Restorative justice is a viable alternative to the justice of vengeance. According to the web site Restorative Justice Online: “Restorative justice is a theory of justice that emphasizes repairing the harm caused or revealed by criminal behavior. It is best accomplished through cooperative processes that include all stakeholders.”
Three principles of restorative justice are: to restore those who have been injured, to allow those affected by the crime to participate in the response if they wish, and government’s role to preserve public order comes from building and maintaining a just peace.
Restorative justice puts the emphasis on the victim and not on the perpetrator. The perpetrator makes restitution as best he can for the crime. In this case, Ronnie Lee Gardner should have spent the rest of his life in prison without parole for these murders, but he also should have spent his time earning money to pay reparations to the families of the victims and or to society.
In a retributive just model, in our consideration of Ronnie Lee Gardner, we have forgotten the people he killed. The first was a bartender named Melvyn Otterstrom. His family wanted to see Gardner die. Their pain is palpable and understandable. His second victim was a lawyer named Michael Burdell. Burdell’s family argued against the death penalty for Gardner because Burdell was a pacifist opposed to the death penalty. In a restorative justice model, the family of Melvyn Otterstrom would probably not want to participate in a project that would allow Gardner to spend the rest of his life paying reparations either to them or to a charity of their choice, but such would probably be acceptable to the family of Michael Burdell.

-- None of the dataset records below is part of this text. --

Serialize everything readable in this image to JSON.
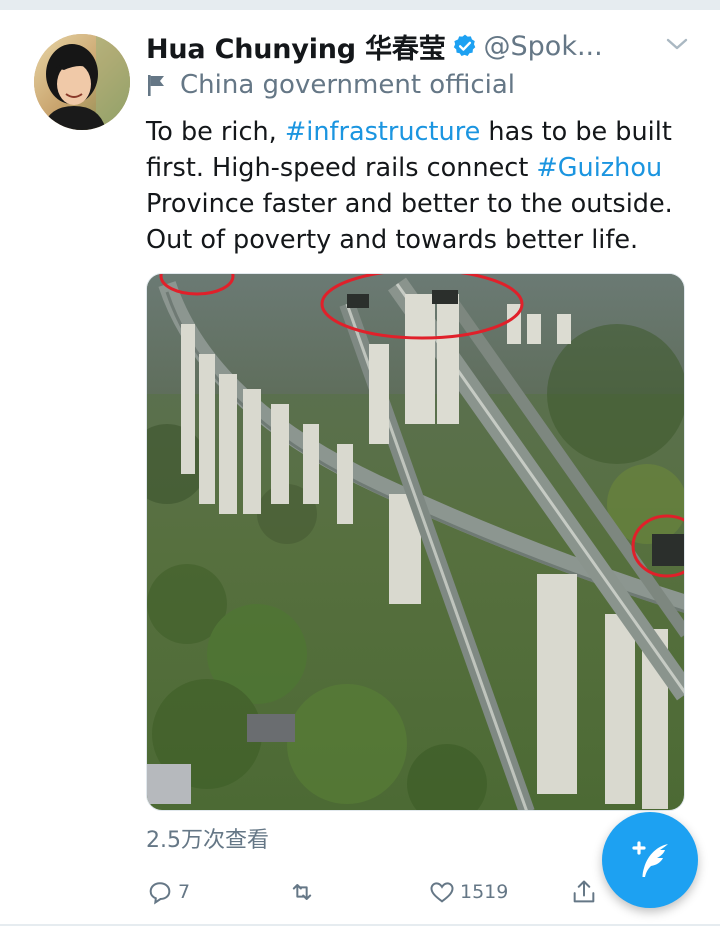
{
  "tweet": {
    "display_name": "Hua Chunying 华春莹",
    "handle": "@Spok...",
    "label": "China government official",
    "text_parts": [
      {
        "type": "text",
        "value": "To be rich, "
      },
      {
        "type": "hashtag",
        "value": "#infrastructure"
      },
      {
        "type": "text",
        "value": " has to be built first. High-speed rails connect "
      },
      {
        "type": "hashtag",
        "value": "#Guizhou"
      },
      {
        "type": "text",
        "value": " Province faster and better to the outside. Out of poverty and towards better life."
      }
    ],
    "views": "2.5万次查看",
    "media_alt": "Aerial view of high-speed rail viaducts and tunnels in mountainous Guizhou",
    "actions": {
      "reply_count": "7",
      "retweet_count": "",
      "like_count": "1519"
    }
  },
  "icons": {
    "verified": "verified-badge-icon",
    "more": "chevron-down-icon",
    "label": "flag-icon",
    "reply": "reply-icon",
    "retweet": "retweet-icon",
    "like": "heart-icon",
    "share": "share-icon",
    "compose": "compose-tweet-icon"
  },
  "colors": {
    "brand": "#1da1f2",
    "hashtag": "#1b95e0",
    "secondary_text": "#657786",
    "primary_text": "#14171a",
    "annotation_circle": "#e0202a"
  }
}
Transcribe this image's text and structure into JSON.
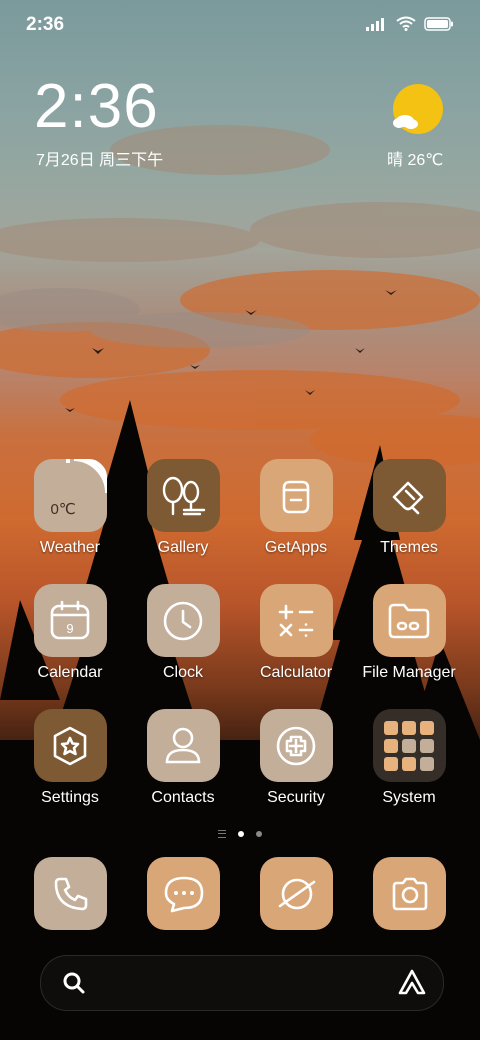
{
  "status_bar": {
    "time": "2:36"
  },
  "clock_widget": {
    "time": "2:36",
    "date": "7月26日 周三下午",
    "weather": "晴 26℃"
  },
  "apps": {
    "weather": {
      "label": "Weather",
      "temp": "0℃"
    },
    "gallery": {
      "label": "Gallery"
    },
    "getapps": {
      "label": "GetApps"
    },
    "themes": {
      "label": "Themes"
    },
    "calendar": {
      "label": "Calendar",
      "day": "9"
    },
    "clock": {
      "label": "Clock"
    },
    "calculator": {
      "label": "Calculator"
    },
    "file_manager": {
      "label": "File Manager"
    },
    "settings": {
      "label": "Settings"
    },
    "contacts": {
      "label": "Contacts"
    },
    "security": {
      "label": "Security"
    },
    "system": {
      "label": "System"
    }
  },
  "colors": {
    "beige": "#c2ae99",
    "brown": "#7d5a34",
    "tan": "#d9a678"
  }
}
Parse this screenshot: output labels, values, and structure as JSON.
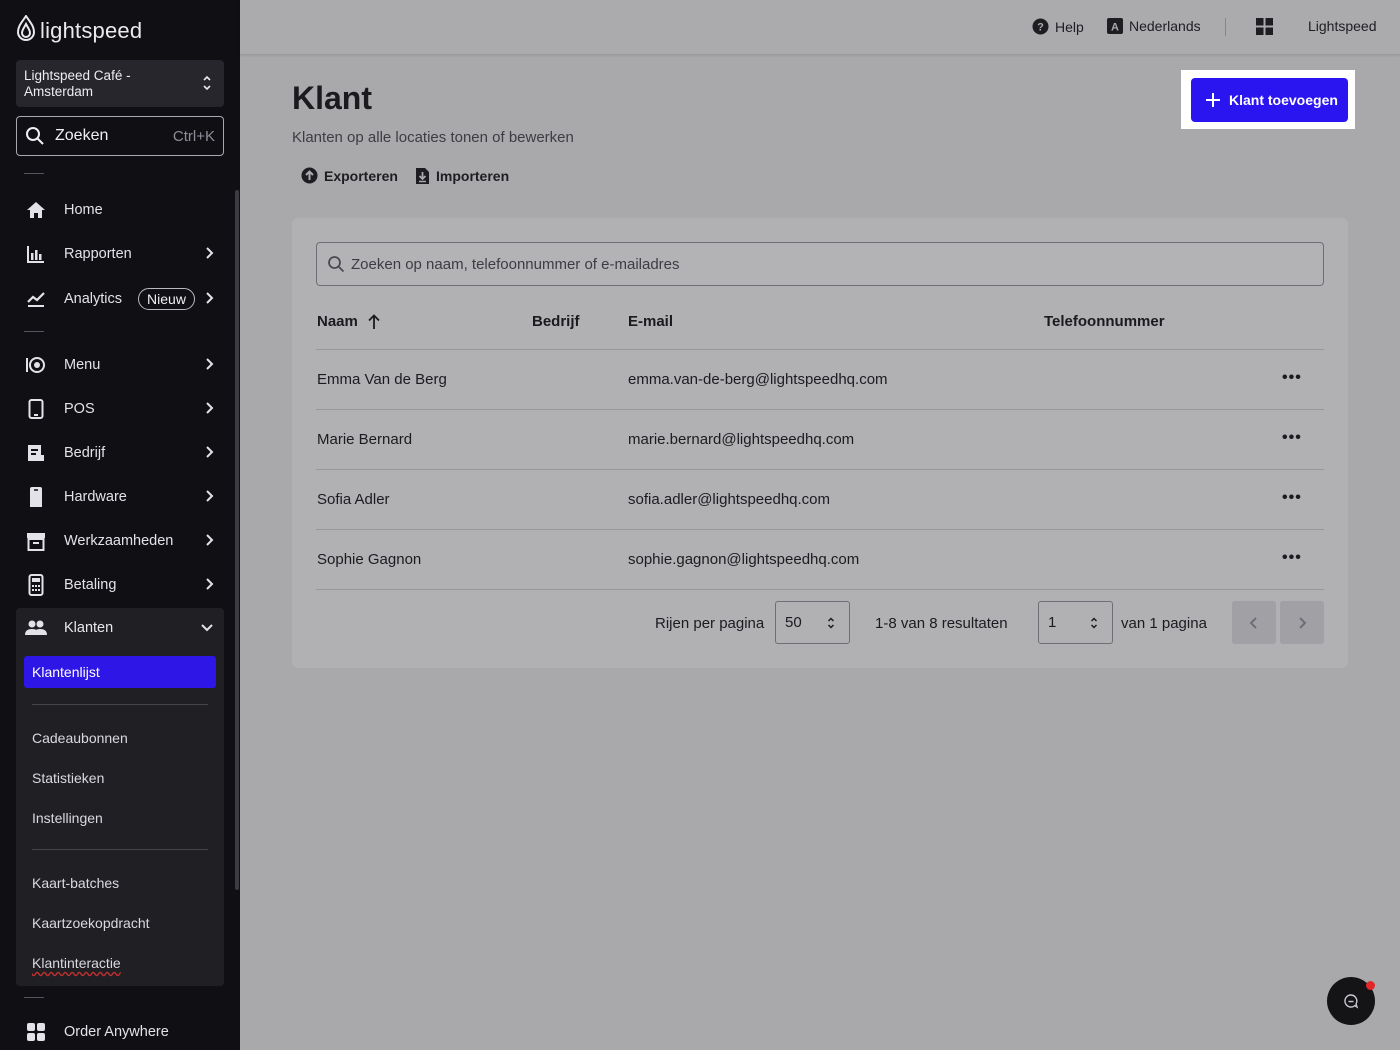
{
  "brand": {
    "logo_text": "lightspeed",
    "accent": "#2a14f0"
  },
  "location": {
    "name": "Lightspeed Café - Amsterdam"
  },
  "search": {
    "label": "Zoeken",
    "shortcut": "Ctrl+K"
  },
  "sidebar": {
    "items": [
      {
        "label": "Home",
        "icon": "home-icon"
      },
      {
        "label": "Rapporten",
        "icon": "bar-chart-icon"
      },
      {
        "label": "Analytics",
        "icon": "trend-icon",
        "badge": "Nieuw"
      },
      {
        "label": "Menu",
        "icon": "menu-icon"
      },
      {
        "label": "POS",
        "icon": "tablet-icon"
      },
      {
        "label": "Bedrijf",
        "icon": "business-icon"
      },
      {
        "label": "Hardware",
        "icon": "hardware-icon"
      },
      {
        "label": "Werkzaamheden",
        "icon": "archive-icon"
      },
      {
        "label": "Betaling",
        "icon": "payment-terminal-icon"
      }
    ],
    "customers": {
      "label": "Klanten",
      "active": "Klantenlijst",
      "group1": [
        "Cadeaubonnen",
        "Statistieken",
        "Instellingen"
      ],
      "group2": [
        "Kaart-batches",
        "Kaartzoekopdracht",
        "Klantinteractie"
      ]
    },
    "bottom": {
      "label": "Order Anywhere"
    }
  },
  "topbar": {
    "help": "Help",
    "language": "Nederlands",
    "account": "Lightspeed"
  },
  "page": {
    "title": "Klant",
    "subtitle": "Klanten op alle locaties tonen of bewerken",
    "export": "Exporteren",
    "import": "Importeren",
    "add_button": "Klant toevoegen"
  },
  "table": {
    "search_placeholder": "Zoeken op naam, telefoonnummer of e-mailadres",
    "columns": [
      "Naam",
      "Bedrijf",
      "E-mail",
      "Telefoonnummer"
    ],
    "rows": [
      {
        "name": "Emma Van de Berg",
        "company": "",
        "email": "emma.van-de-berg@lightspeedhq.com",
        "phone": ""
      },
      {
        "name": "Marie Bernard",
        "company": "",
        "email": "marie.bernard@lightspeedhq.com",
        "phone": ""
      },
      {
        "name": "Sofia Adler",
        "company": "",
        "email": "sofia.adler@lightspeedhq.com",
        "phone": ""
      },
      {
        "name": "Sophie Gagnon",
        "company": "",
        "email": "sophie.gagnon@lightspeedhq.com",
        "phone": ""
      }
    ],
    "more": "•••"
  },
  "pagination": {
    "rows_label": "Rijen per pagina",
    "rows_value": "50",
    "results": "1-8 van 8 resultaten",
    "page_value": "1",
    "of_pages": "van 1 pagina"
  }
}
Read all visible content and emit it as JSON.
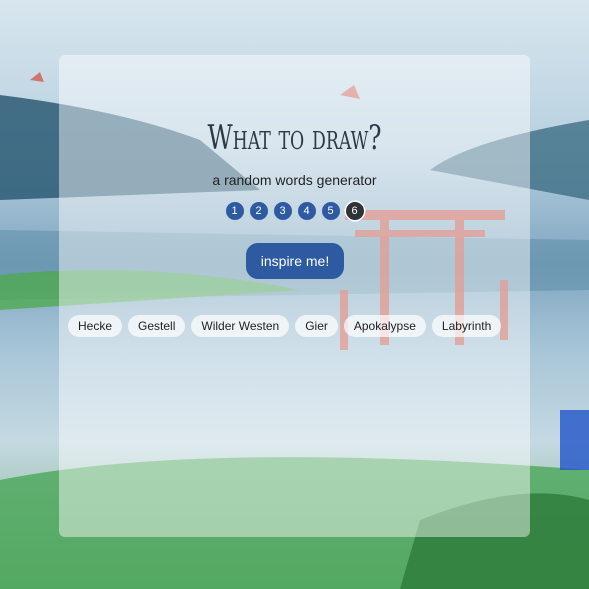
{
  "header": {
    "title": "What to draw?",
    "subtitle": "a random words generator"
  },
  "word_count": {
    "options": [
      "1",
      "2",
      "3",
      "4",
      "5",
      "6"
    ],
    "selected": "6"
  },
  "actions": {
    "inspire_label": "inspire me!"
  },
  "words": [
    "Hecke",
    "Gestell",
    "Wilder Westen",
    "Gier",
    "Apokalypse",
    "Labyrinth"
  ],
  "colors": {
    "accent": "#2d5aa0",
    "active_count": "#2f3338"
  }
}
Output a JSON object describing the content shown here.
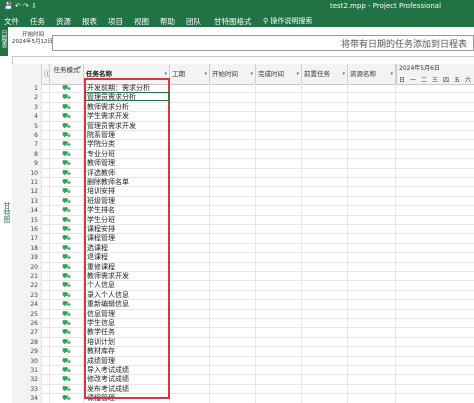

When we look back at the history of capital punishment and see human beings condemned to drink poison or die the death of a thousand cuts or being fed to the lions or killed in gladiatorial combat or crucified or drawn and quartered or disemboweled or burned at the stake, or beheaded either by man or machine or hung or gassed or electrocuted or shot by firing squad or killed by lethal injection, we see no way that these practices are anything more than human brutality and barbarity, human crimes against itself in the name of justice. This is deeply sad and shameful.
We ought to ask God’s mercy not only on the soul of the person we execute, but on a society that permits this and then tells the news in 140 characters or less.